Iets daarvan is ons ook gebleken…
http://www.nyu.edu/about/news-publications/news/2015/12/07/chomsky-was-right-nyu-researchers-find-we-do-have-a-grammar-in-our-head.html
http://www.freepressjournal.in/we-do-have-grammar-in-our-head/
http://www.medicaldaily.com/noam-chomskys-theory-universal-grammar-right-its-hardwired-our-brains-364236
Riny Huijbregts zegt
Voor enige toegevoegde waarde is er een zeer recent artikel uit Nature Neuroscience. Ding, Melloni, Zhang, Tian & Poeppel, “Cortical tracking of hierarchical linguistic structures in connected speech,” gepubliceerd online 7 dec 2015.
Het artikel, dat nu wereldwijd de aandacht trekt, is bescheiden maar daarom niet minder belangrijk. Het punt dat gemaakt wordt is dat er een interne grammatica in ons hoofd zit die zinnen als hierarchisch gestructureerde eenheden verwerkt los van statistische informatie of fonetische cues.
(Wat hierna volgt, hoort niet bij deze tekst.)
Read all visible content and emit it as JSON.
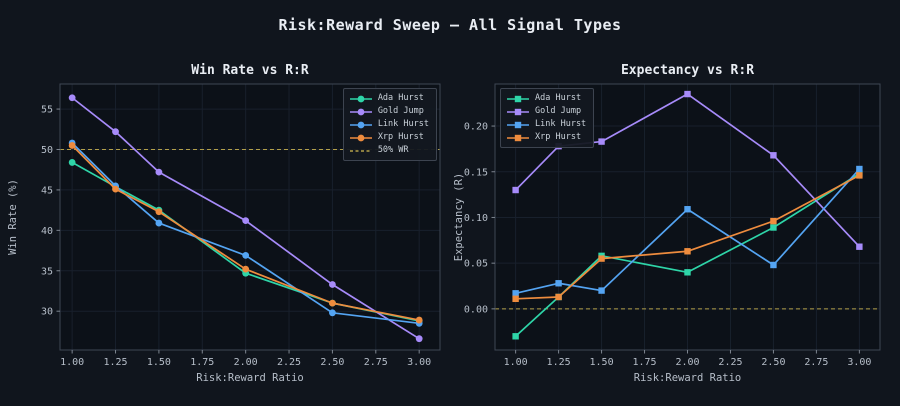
{
  "figure": {
    "title": "Risk:Reward Sweep — All Signal Types"
  },
  "colors": {
    "ada": "#2ed5a8",
    "gold": "#a78bfa",
    "link": "#54a4f2",
    "xrp": "#ee8c3e",
    "reference_dashed": "#b3a04a",
    "background": "#10151d",
    "plot_background": "#0c1118",
    "spine": "#3e4654",
    "grid": "#18202c",
    "tick_text": "#b6bec9",
    "title_text": "#e9edf3"
  },
  "chart_data": [
    {
      "type": "line",
      "title": "Win Rate vs R:R",
      "xlabel": "Risk:Reward Ratio",
      "ylabel": "Win Rate (%)",
      "marker": "circle",
      "legend_position": "top-right",
      "grid": true,
      "x": [
        1.0,
        1.25,
        1.5,
        2.0,
        2.5,
        3.0
      ],
      "xlim": [
        0.93,
        3.12
      ],
      "ylim": [
        25.2,
        58.1
      ],
      "xticks": [
        1.0,
        1.25,
        1.5,
        1.75,
        2.0,
        2.25,
        2.5,
        2.75,
        3.0
      ],
      "xtick_labels": [
        "1.00",
        "1.25",
        "1.50",
        "1.75",
        "2.00",
        "2.25",
        "2.50",
        "2.75",
        "3.00"
      ],
      "yticks": [
        30,
        35,
        40,
        45,
        50,
        55
      ],
      "ytick_labels": [
        "30",
        "35",
        "40",
        "45",
        "50",
        "55"
      ],
      "series": [
        {
          "name": "Ada Hurst",
          "color": "#2ed5a8",
          "values": [
            48.4,
            45.4,
            42.5,
            34.7,
            31.0,
            28.8
          ]
        },
        {
          "name": "Gold Jump",
          "color": "#a78bfa",
          "values": [
            56.4,
            52.2,
            47.2,
            41.2,
            33.3,
            26.6
          ]
        },
        {
          "name": "Link Hurst",
          "color": "#54a4f2",
          "values": [
            50.8,
            45.5,
            40.9,
            36.9,
            29.8,
            28.5
          ]
        },
        {
          "name": "Xrp Hurst",
          "color": "#ee8c3e",
          "values": [
            50.5,
            45.1,
            42.3,
            35.2,
            31.0,
            28.9
          ]
        }
      ],
      "ref_line": {
        "label": "50% WR",
        "value": 50,
        "color": "#b3a04a",
        "style": "dashed"
      }
    },
    {
      "type": "line",
      "title": "Expectancy vs R:R",
      "xlabel": "Risk:Reward Ratio",
      "ylabel": "Expectancy (R)",
      "marker": "square",
      "legend_position": "top-left",
      "grid": true,
      "x": [
        1.0,
        1.25,
        1.5,
        2.0,
        2.5,
        3.0
      ],
      "xlim": [
        0.88,
        3.12
      ],
      "ylim": [
        -0.045,
        0.246
      ],
      "xticks": [
        1.0,
        1.25,
        1.5,
        1.75,
        2.0,
        2.25,
        2.5,
        2.75,
        3.0
      ],
      "xtick_labels": [
        "1.00",
        "1.25",
        "1.50",
        "1.75",
        "2.00",
        "2.25",
        "2.50",
        "2.75",
        "3.00"
      ],
      "yticks": [
        0.0,
        0.05,
        0.1,
        0.15,
        0.2
      ],
      "ytick_labels": [
        "0.00",
        "0.05",
        "0.10",
        "0.15",
        "0.20"
      ],
      "series": [
        {
          "name": "Ada Hurst",
          "color": "#2ed5a8",
          "values": [
            -0.03,
            0.013,
            0.058,
            0.04,
            0.089,
            0.148
          ]
        },
        {
          "name": "Gold Jump",
          "color": "#a78bfa",
          "values": [
            0.13,
            0.178,
            0.183,
            0.235,
            0.168,
            0.068
          ]
        },
        {
          "name": "Link Hurst",
          "color": "#54a4f2",
          "values": [
            0.017,
            0.028,
            0.02,
            0.109,
            0.048,
            0.153
          ]
        },
        {
          "name": "Xrp Hurst",
          "color": "#ee8c3e",
          "values": [
            0.011,
            0.013,
            0.055,
            0.063,
            0.096,
            0.146
          ]
        }
      ],
      "ref_line": {
        "label": null,
        "value": 0,
        "color": "#b3a04a",
        "style": "dashed"
      }
    }
  ]
}
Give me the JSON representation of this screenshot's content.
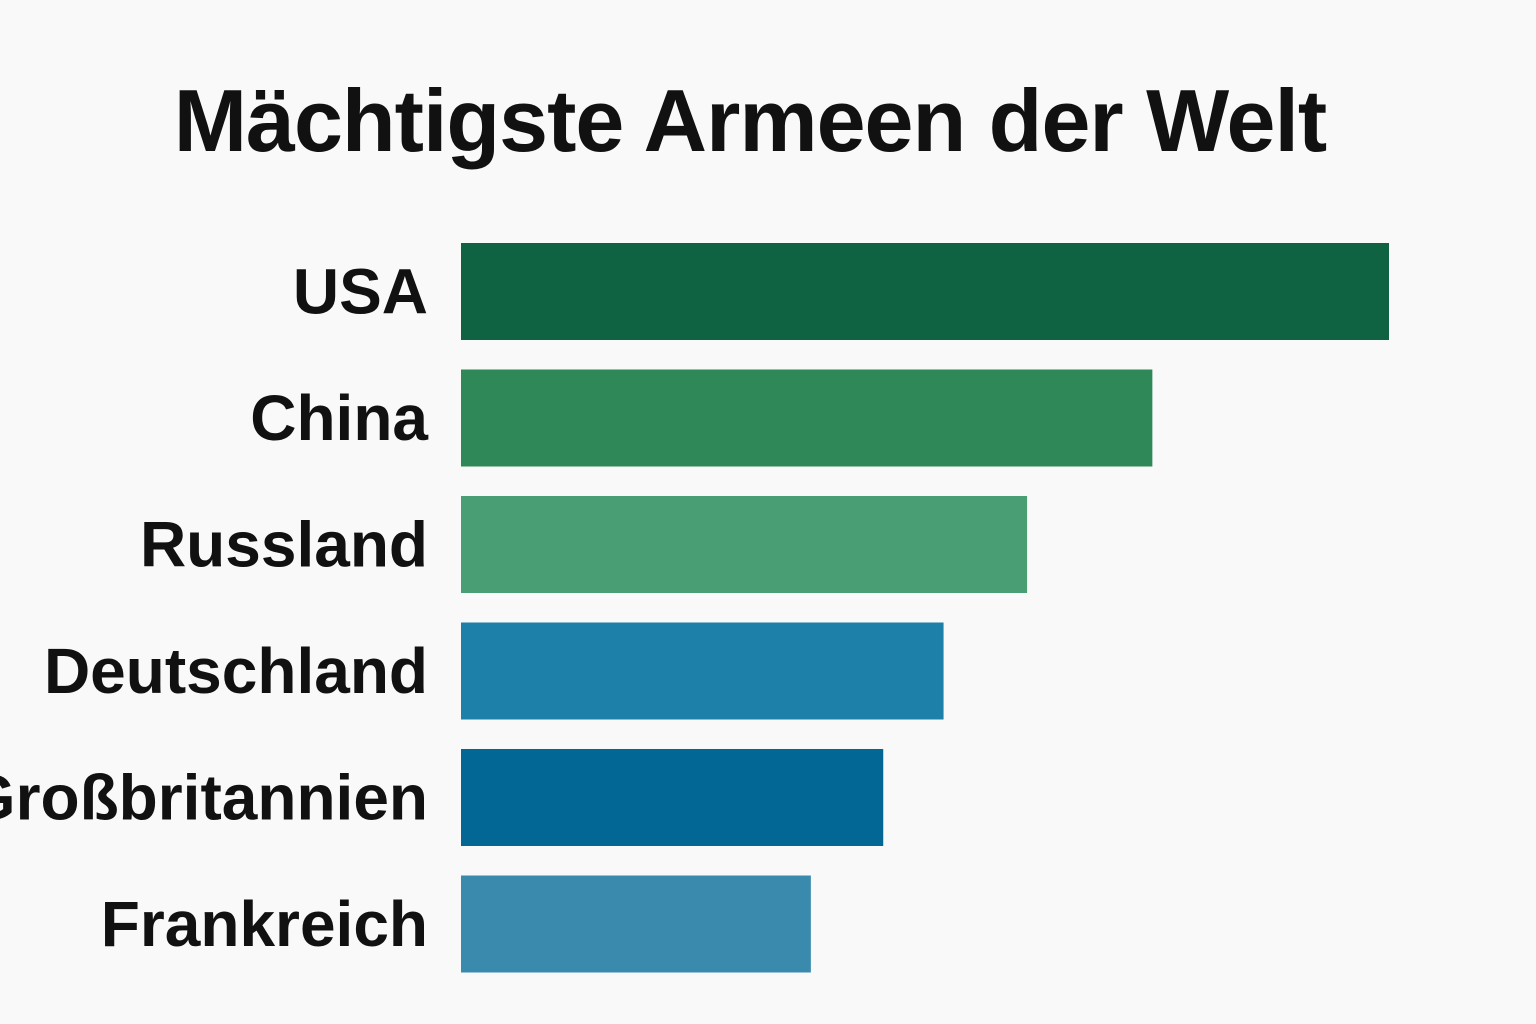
{
  "chart_data": {
    "type": "bar",
    "orientation": "horizontal",
    "title": "Mächtigste Armeen der Welt",
    "xlabel": "",
    "ylabel": "",
    "categories": [
      "USA",
      "China",
      "Russland",
      "Deutschland",
      "Großbritannien",
      "Frankreich"
    ],
    "values": [
      100,
      74.5,
      61,
      52,
      45.5,
      37.7
    ],
    "xlim": [
      0,
      100
    ],
    "colors": [
      "#0f6342",
      "#2e8857",
      "#4a9e73",
      "#1d80a8",
      "#036795",
      "#3a8aad"
    ],
    "grid": false,
    "legend": false,
    "value_axis_visible": false
  }
}
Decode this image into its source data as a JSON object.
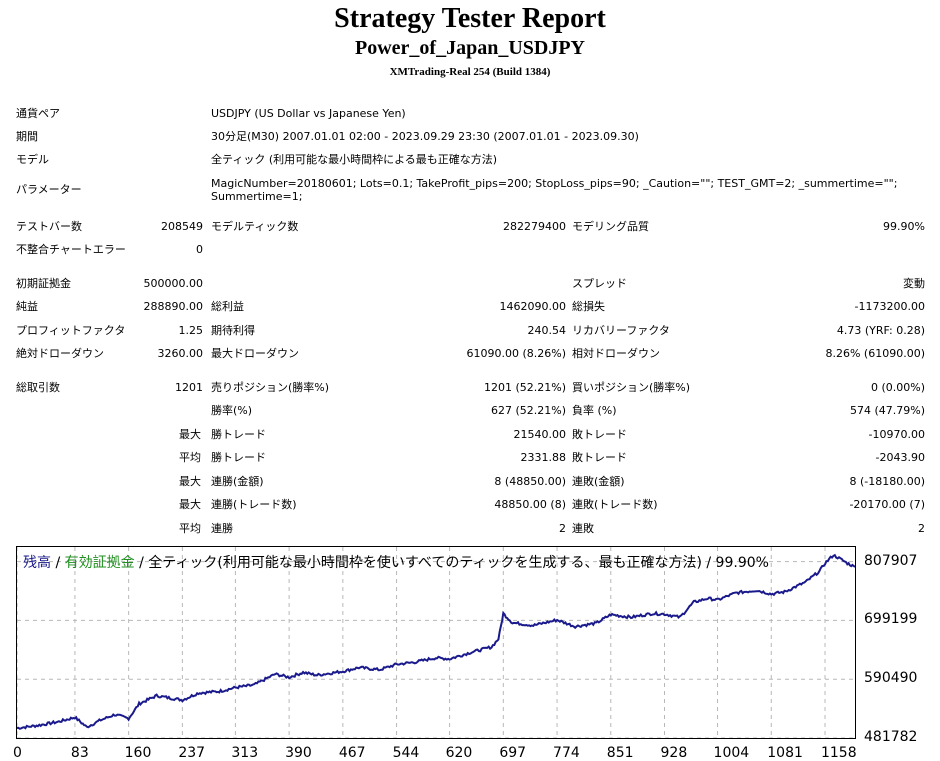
{
  "header": {
    "title": "Strategy Tester Report",
    "subtitle": "Power_of_Japan_USDJPY",
    "server": "XMTrading-Real 254 (Build 1384)"
  },
  "info": {
    "pair_label": "通貨ペア",
    "pair_value": "USDJPY (US Dollar vs Japanese Yen)",
    "period_label": "期間",
    "period_value": "30分足(M30) 2007.01.01 02:00 - 2023.09.29 23:30 (2007.01.01 - 2023.09.30)",
    "model_label": "モデル",
    "model_value": "全ティック (利用可能な最小時間枠による最も正確な方法)",
    "params_label": "パラメーター",
    "params_line1": "MagicNumber=20180601; Lots=0.1; TakeProfit_pips=200; StopLoss_pips=90; _Caution=\"\"; TEST_GMT=2; _summertime=\"\";",
    "params_line2": "Summertime=1;"
  },
  "stats": {
    "bars_label": "テストバー数",
    "bars_value": "208549",
    "ticks_label": "モデルティック数",
    "ticks_value": "282279400",
    "quality_label": "モデリング品質",
    "quality_value": "99.90%",
    "mismatch_label": "不整合チャートエラー",
    "mismatch_value": "0",
    "deposit_label": "初期証拠金",
    "deposit_value": "500000.00",
    "spread_label": "スプレッド",
    "spread_value": "変動",
    "net_label": "純益",
    "net_value": "288890.00",
    "gross_profit_label": "総利益",
    "gross_profit_value": "1462090.00",
    "gross_loss_label": "総損失",
    "gross_loss_value": "-1173200.00",
    "pf_label": "プロフィットファクタ",
    "pf_value": "1.25",
    "payoff_label": "期待利得",
    "payoff_value": "240.54",
    "recovery_label": "リカバリーファクタ",
    "recovery_value": "4.73 (YRF: 0.28)",
    "abs_dd_label": "絶対ドローダウン",
    "abs_dd_value": "3260.00",
    "max_dd_label": "最大ドローダウン",
    "max_dd_value": "61090.00 (8.26%)",
    "rel_dd_label": "相対ドローダウン",
    "rel_dd_value": "8.26% (61090.00)",
    "trades_label": "総取引数",
    "trades_value": "1201",
    "short_label": "売りポジション(勝率%)",
    "short_value": "1201 (52.21%)",
    "long_label": "買いポジション(勝率%)",
    "long_value": "0 (0.00%)",
    "win_label": "勝率(%)",
    "win_value": "627 (52.21%)",
    "loss_label": "負率 (%)",
    "loss_value": "574 (47.79%)",
    "max_word": "最大",
    "avg_word": "平均",
    "largest_win_label": "勝トレード",
    "largest_win_value": "21540.00",
    "largest_loss_label": "敗トレード",
    "largest_loss_value": "-10970.00",
    "avg_win_label": "勝トレード",
    "avg_win_value": "2331.88",
    "avg_loss_label": "敗トレード",
    "avg_loss_value": "-2043.90",
    "max_cons_win_label": "連勝(金額)",
    "max_cons_win_value": "8 (48850.00)",
    "max_cons_loss_label": "連敗(金額)",
    "max_cons_loss_value": "8 (-18180.00)",
    "max_cons_profit_label": "連勝(トレード数)",
    "max_cons_profit_value": "48850.00 (8)",
    "max_cons_lossamt_label": "連敗(トレード数)",
    "max_cons_lossamt_value": "-20170.00 (7)",
    "avg_cons_win_label": "連勝",
    "avg_cons_win_value": "2",
    "avg_cons_loss_label": "連敗",
    "avg_cons_loss_value": "2"
  },
  "chart_legend": {
    "balance": "残高",
    "sep1": " / ",
    "equity": "有効証拠金",
    "rest": " / 全ティック(利用可能な最小時間枠を使いすべてのティックを生成する、最も正確な方法) / 99.90%"
  },
  "colors": {
    "balance": "#1a1a8c",
    "equity": "#1f8f1f",
    "grid": "#b8b8b8"
  },
  "chart_data": {
    "type": "line",
    "y_ticks": [
      "807907",
      "699199",
      "590490",
      "481782"
    ],
    "x_ticks": [
      "0",
      "83",
      "160",
      "237",
      "313",
      "390",
      "467",
      "544",
      "620",
      "697",
      "774",
      "851",
      "928",
      "1004",
      "1081",
      "1158"
    ],
    "ylim": [
      481782,
      835000
    ],
    "xlim": [
      0,
      1201
    ],
    "series": [
      {
        "name": "残高",
        "x": [
          0,
          30,
          60,
          83,
          100,
          120,
          140,
          160,
          175,
          200,
          237,
          260,
          290,
          313,
          340,
          370,
          390,
          410,
          430,
          467,
          490,
          520,
          544,
          570,
          600,
          620,
          650,
          680,
          690,
          697,
          710,
          740,
          774,
          800,
          830,
          851,
          880,
          910,
          928,
          950,
          970,
          990,
          1004,
          1030,
          1060,
          1081,
          1100,
          1130,
          1150,
          1158,
          1170,
          1180,
          1190,
          1201
        ],
        "y": [
          500000,
          505000,
          512000,
          520000,
          502000,
          515000,
          525000,
          518000,
          545000,
          560000,
          552000,
          565000,
          568000,
          575000,
          580000,
          600000,
          594000,
          603000,
          598000,
          605000,
          612000,
          608000,
          618000,
          622000,
          630000,
          628000,
          640000,
          650000,
          665000,
          712000,
          695000,
          690000,
          700000,
          688000,
          694000,
          710000,
          705000,
          712000,
          711000,
          705000,
          733000,
          740000,
          737000,
          750000,
          755000,
          748000,
          752000,
          770000,
          790000,
          805000,
          820000,
          813000,
          805000,
          798000
        ]
      }
    ]
  }
}
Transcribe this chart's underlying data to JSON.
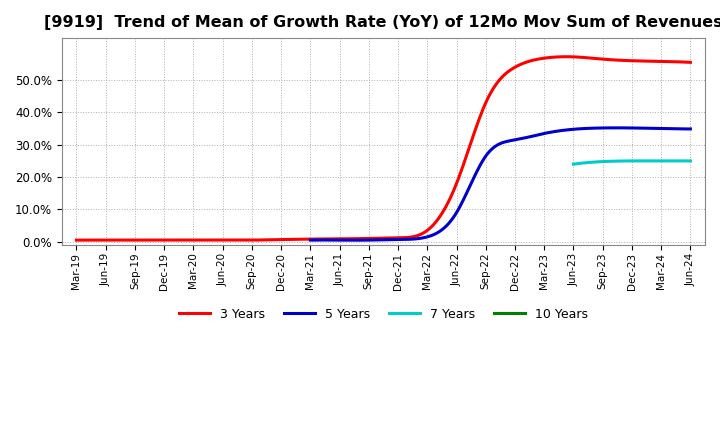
{
  "title": "[9919]  Trend of Mean of Growth Rate (YoY) of 12Mo Mov Sum of Revenues",
  "x_labels": [
    "Mar-19",
    "Jun-19",
    "Sep-19",
    "Dec-19",
    "Mar-20",
    "Jun-20",
    "Sep-20",
    "Dec-20",
    "Mar-21",
    "Jun-21",
    "Sep-21",
    "Dec-21",
    "Mar-22",
    "Jun-22",
    "Sep-22",
    "Dec-22",
    "Mar-23",
    "Jun-23",
    "Sep-23",
    "Dec-23",
    "Mar-24",
    "Jun-24"
  ],
  "series": {
    "3 Years": {
      "color": "#ff0000",
      "data_x": [
        0,
        1,
        2,
        3,
        4,
        5,
        6,
        7,
        8,
        9,
        10,
        11,
        12,
        13,
        14,
        15,
        16,
        17,
        18,
        19,
        20,
        21
      ],
      "data_y": [
        0.005,
        0.005,
        0.005,
        0.005,
        0.005,
        0.005,
        0.005,
        0.007,
        0.008,
        0.009,
        0.01,
        0.012,
        0.035,
        0.18,
        0.43,
        0.54,
        0.568,
        0.572,
        0.565,
        0.56,
        0.558,
        0.555
      ]
    },
    "5 Years": {
      "color": "#0000cc",
      "data_x": [
        8,
        9,
        10,
        11,
        12,
        13,
        14,
        15,
        16,
        17,
        18,
        19,
        20,
        21
      ],
      "data_y": [
        0.005,
        0.005,
        0.005,
        0.007,
        0.015,
        0.09,
        0.265,
        0.315,
        0.335,
        0.348,
        0.352,
        0.352,
        0.35,
        0.349
      ]
    },
    "7 Years": {
      "color": "#00cccc",
      "data_x": [
        17,
        18,
        19,
        20,
        21
      ],
      "data_y": [
        0.24,
        0.248,
        0.25,
        0.25,
        0.25
      ]
    },
    "10 Years": {
      "color": "#008000",
      "data_x": [],
      "data_y": []
    }
  },
  "ylim": [
    -0.01,
    0.63
  ],
  "yticks": [
    0.0,
    0.1,
    0.2,
    0.3,
    0.4,
    0.5
  ],
  "legend_items": [
    "3 Years",
    "5 Years",
    "7 Years",
    "10 Years"
  ],
  "legend_colors": [
    "#ff0000",
    "#0000cc",
    "#00cccc",
    "#008000"
  ],
  "bg_color": "#ffffff",
  "plot_bg_color": "#ffffff",
  "grid_color": "#b0b0b0",
  "title_fontsize": 11.5
}
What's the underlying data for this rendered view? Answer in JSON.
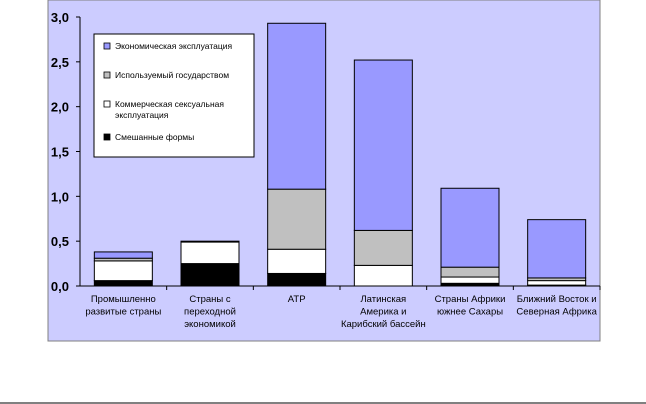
{
  "chart_data": {
    "type": "bar",
    "stacked": true,
    "title": "",
    "xlabel": "",
    "ylabel": "",
    "ylim": [
      0,
      3.0
    ],
    "yticks": [
      "0,0",
      "0,5",
      "1,0",
      "1,5",
      "2,0",
      "2,5",
      "3,0"
    ],
    "grid": false,
    "legend_position": "top-left",
    "categories": [
      [
        "Промышленно",
        "развитые страны"
      ],
      [
        "Страны с",
        "переходной",
        "экономикой"
      ],
      [
        "АТР"
      ],
      [
        "Латинская",
        "Америка и",
        "Карибский бассейн"
      ],
      [
        "Страны Африки",
        "южнее Сахары"
      ],
      [
        "Ближний Восток и",
        "Северная Африка"
      ]
    ],
    "series": [
      {
        "name": "Смешанные формы",
        "color": "#000000",
        "values": [
          0.06,
          0.25,
          0.14,
          0.0,
          0.03,
          0.01
        ]
      },
      {
        "name": "Коммерческая сексуальная эксплуатация",
        "color": "#ffffff",
        "values": [
          0.22,
          0.24,
          0.27,
          0.23,
          0.07,
          0.05
        ]
      },
      {
        "name": "Используемый государством",
        "color": "#c0c0c0",
        "values": [
          0.03,
          0.01,
          0.67,
          0.39,
          0.11,
          0.03
        ]
      },
      {
        "name": "Экономическая эксплуатация",
        "color": "#9999ff",
        "values": [
          0.07,
          0.0,
          1.85,
          1.9,
          0.88,
          0.65
        ]
      }
    ],
    "legend_order": [
      "Экономическая эксплуатация",
      "Используемый государством",
      "Коммерческая сексуальная эксплуатация",
      "Смешанные формы"
    ],
    "legend_lines": [
      [
        "Экономическая эксплуатация"
      ],
      [
        "Используемый государством"
      ],
      [
        "Коммерческая сексуальная",
        "эксплуатация"
      ],
      [
        "Смешанные формы"
      ]
    ]
  },
  "colors": {
    "plot_background": "#ccccff",
    "plot_border": "#808080",
    "axis": "#000000",
    "bar_border": "#000000"
  }
}
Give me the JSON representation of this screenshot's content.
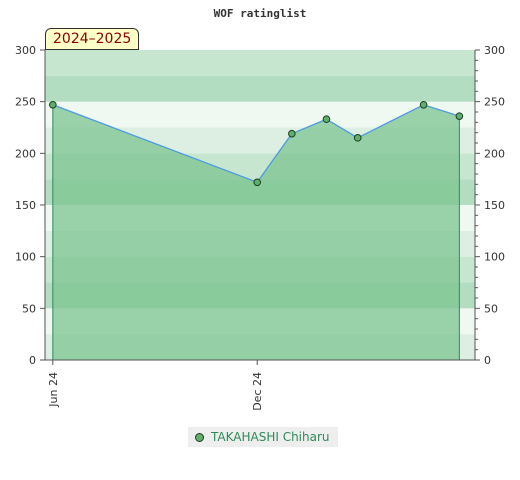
{
  "chart_data": {
    "type": "area",
    "title": "WOF ratinglist",
    "season_label": "2024–2025",
    "xlabel": "",
    "ylabel": "",
    "x_ticks": [
      "Jun 24",
      "Dec 24"
    ],
    "x_range": [
      "2024-05-25",
      "2025-06-14"
    ],
    "ylim": [
      0,
      300
    ],
    "y_ticks": [
      0,
      50,
      100,
      150,
      200,
      250,
      300
    ],
    "y_ticks_right": [
      0,
      50,
      100,
      150,
      200,
      250,
      300
    ],
    "grid": false,
    "legend_position": "bottom-center",
    "colors": {
      "line": "#4d9be0",
      "fill": "#7cc490",
      "marker": "#5fb06a",
      "legend_text": "#2e8b57"
    },
    "series": [
      {
        "name": "TAKAHASHI Chiharu",
        "x": [
          "2024-06-01",
          "2024-12-01",
          "2025-01-01",
          "2025-02-01",
          "2025-03-01",
          "2025-04-29",
          "2025-05-31"
        ],
        "values": [
          247,
          172,
          219,
          233,
          215,
          247,
          236
        ]
      }
    ]
  }
}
Hierarchie wordt hier wel “ruim” opgevat (en is bijvoorbeeld niet beperkt tot merge-gebaseerde hierarchie), maar “phrase structure” hierarchie is precies een element dat ook in het TiCS artikel een prominente plaats kreeg toebedeeld (het TiCS artikel ging verder in zijn conclusie dat er een asymmetrie zit in de afbeeldingen van de syntaxis naar de fonetische en semantische interfaces).
NYU press release: “One of the foundational elements of Chomsky’s work is that we have a grammar in our head, which underlies our processing of language,” explains David Poeppel, the study’s senior researcher and a professor in New York University’s Department of Psychology. “Our neurophysiological findings support this theory: we make sense of strings of words because our brains combine words into constituents in a hierarchical manner—a process that reflects an ‘internal grammar’ mechanism.” …… “Because we went to great lengths to design experimental conditions that control for statistical or sound cue contributions to processing, our findings show that we must use the grammar in our head,” explains Poeppel. “Our brains lock onto every word before working to comprehend phrases and sentences. The dynamics reveal that we undergo a grammar-based construction in the processing of language.”
Dit lijkt me een belangrijk resultaat in deze kwestie
http://www.nyu.edu/about/news-publications/news/2015/12/07/chomsky-was-right-nyu-researchers-find-we-do-have-a-grammar-in-our-head.html
http://www.medicaldaily.com/noam-chomskys-theory-universal-grammar-right-its-hardwired-our-brains-364236
Olaf K. zegt
Freek, hoe maakt een usage-based persoon een onderscheid tussen een verspreking en een resultaat van een grammatica?